Please talk about any ways you are trying to impact the community you’re a part of:
Yass Global Enterprises is trying to create a worldwide path to people so they can get the information they need to resolve their pain. One-hundred-twenty million Americans and over 1 billion people worldwide are suffering from chronic pain for no other reason then the ineptness of the exiting model.
Clearly, in almost all cases chronic pain is nothing more than misdiagnosed acute pain. The Yass method provides a logically based theoretically, clinically and scientifically proven method to properly identify the tissue eliciting symptoms. In more than 90 percent of cases it is muscular and targeted strength training can resolve the symptoms and return the patient to full functional capacity quickly and effectively. We are in the process of developing multiple platforms and mechanisms to reach people worldwide including an app and other internet-based methods. The goal is clear: to obliterate chronic pain so people can have the pain-free fully functional life they deserve.
What is the funniest thing, if any, that has happened to you in practice?

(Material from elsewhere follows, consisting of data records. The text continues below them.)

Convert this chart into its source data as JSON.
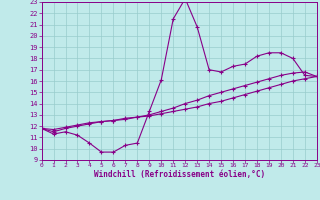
{
  "title": "",
  "xlabel": "Windchill (Refroidissement éolien,°C)",
  "ylabel": "",
  "background_color": "#c0eaea",
  "line_color": "#880088",
  "grid_color": "#99cccc",
  "xmin": 0,
  "xmax": 23,
  "ymin": 9,
  "ymax": 23,
  "line1_x": [
    0,
    1,
    2,
    3,
    4,
    5,
    6,
    7,
    8,
    9,
    10,
    11,
    12,
    13,
    14,
    15,
    16,
    17,
    18,
    19,
    20,
    21,
    22,
    23
  ],
  "line1_y": [
    11.8,
    11.3,
    11.5,
    11.2,
    10.5,
    9.7,
    9.7,
    10.3,
    10.5,
    13.3,
    16.1,
    21.5,
    23.3,
    20.8,
    17.0,
    16.8,
    17.3,
    17.5,
    18.2,
    18.5,
    18.5,
    18.0,
    16.5,
    16.4
  ],
  "line2_x": [
    0,
    1,
    2,
    3,
    4,
    5,
    6,
    7,
    8,
    9,
    10,
    11,
    12,
    13,
    14,
    15,
    16,
    17,
    18,
    19,
    20,
    21,
    22,
    23
  ],
  "line2_y": [
    11.8,
    11.5,
    11.8,
    12.0,
    12.2,
    12.4,
    12.5,
    12.6,
    12.8,
    12.9,
    13.1,
    13.3,
    13.5,
    13.7,
    14.0,
    14.2,
    14.5,
    14.8,
    15.1,
    15.4,
    15.7,
    16.0,
    16.2,
    16.4
  ],
  "line3_x": [
    0,
    1,
    2,
    3,
    4,
    5,
    6,
    7,
    8,
    9,
    10,
    11,
    12,
    13,
    14,
    15,
    16,
    17,
    18,
    19,
    20,
    21,
    22,
    23
  ],
  "line3_y": [
    11.8,
    11.7,
    11.9,
    12.1,
    12.3,
    12.4,
    12.5,
    12.7,
    12.8,
    13.0,
    13.3,
    13.6,
    14.0,
    14.3,
    14.7,
    15.0,
    15.3,
    15.6,
    15.9,
    16.2,
    16.5,
    16.7,
    16.8,
    16.4
  ]
}
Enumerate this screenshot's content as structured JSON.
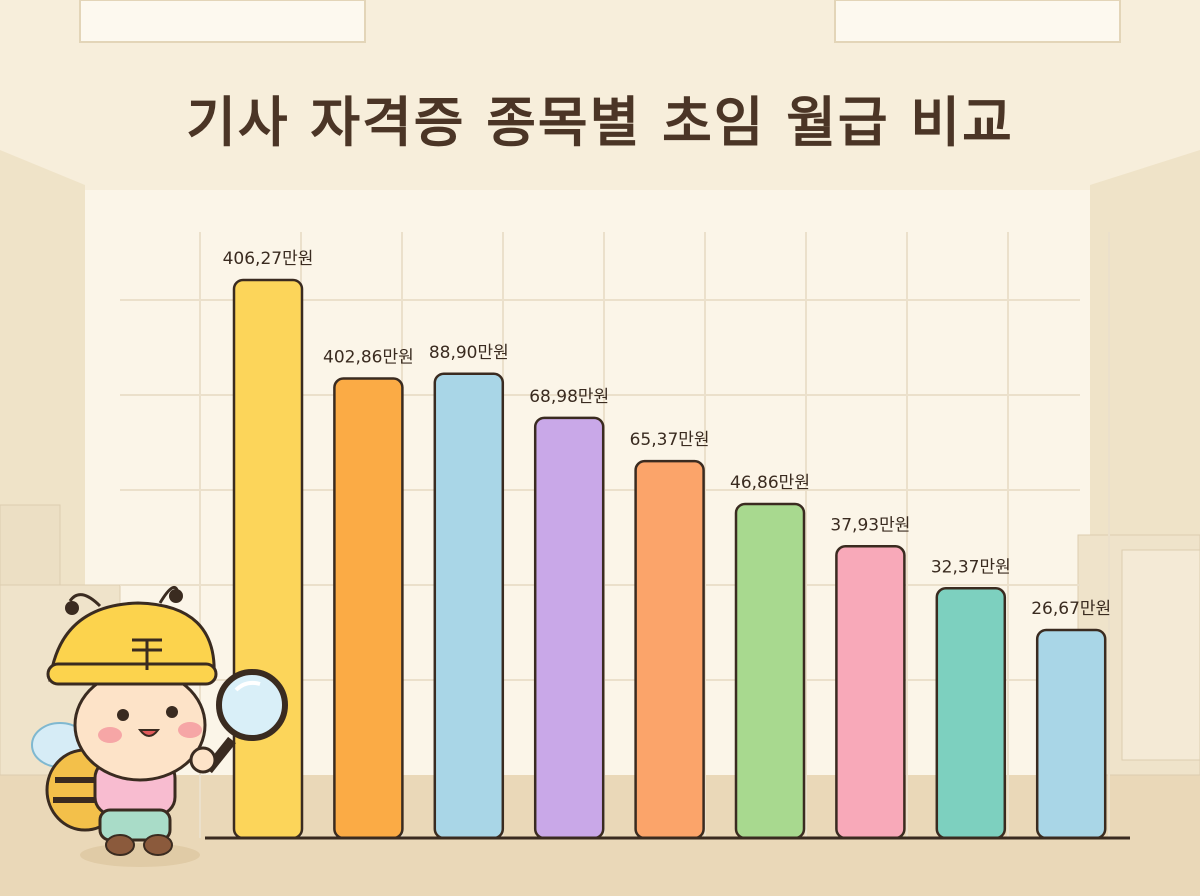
{
  "title": "기사 자격증 종목별 초임 월급 비교",
  "chart_data": {
    "type": "bar",
    "title": "기사 자격증 종목별 초임 월급 비교",
    "categories": [
      "",
      "",
      "",
      "",
      "",
      "",
      "",
      "",
      ""
    ],
    "values": [
      406.27,
      402.86,
      88.9,
      68.98,
      65.37,
      46.86,
      37.93,
      32.37,
      26.67
    ],
    "value_labels": [
      "406,27만원",
      "402,86만원",
      "88,90만원",
      "68,98만원",
      "65,37만원",
      "46,86만원",
      "37,93만원",
      "32,37만원",
      "26,67만원"
    ],
    "unit": "만원",
    "bar_colors": [
      "#fcd55a",
      "#fbab45",
      "#a9d6e7",
      "#c9a8e8",
      "#fba46a",
      "#a8d98f",
      "#f8a9b9",
      "#7dd0bf",
      "#a9d6e7"
    ],
    "grid": true,
    "legend": "none"
  },
  "colors": {
    "background": "#f6ecd6",
    "title": "#4b3526",
    "outline": "#3a2b20"
  }
}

I am not really sure I can think of a funny incident that has occurred. When dealing with people in dire straits with pain for years and leading to insane practices like ablations and rhizotomies, emotions run really high. Upon finding out that there is a easy, reasonable method that can quickly end somebody’s pain and give them their lives back, usually leads to crying for joy and a sense that there is a light at the end of the tunnel.
Anything (that you care to admit) that you would never do again?
I am not sure there is anything I can think of that I would never do again. My career and my path to this point has been a massive learning experience as I am trailblazing a way to global realization. I have most likely made many mistakes but most extremely successful people acknowledge that it is the mistakes you make that lead to success down the road. Because of this thought I would expect to continue to make mistakes. I guess the hope is not to make the ones I have made in the past.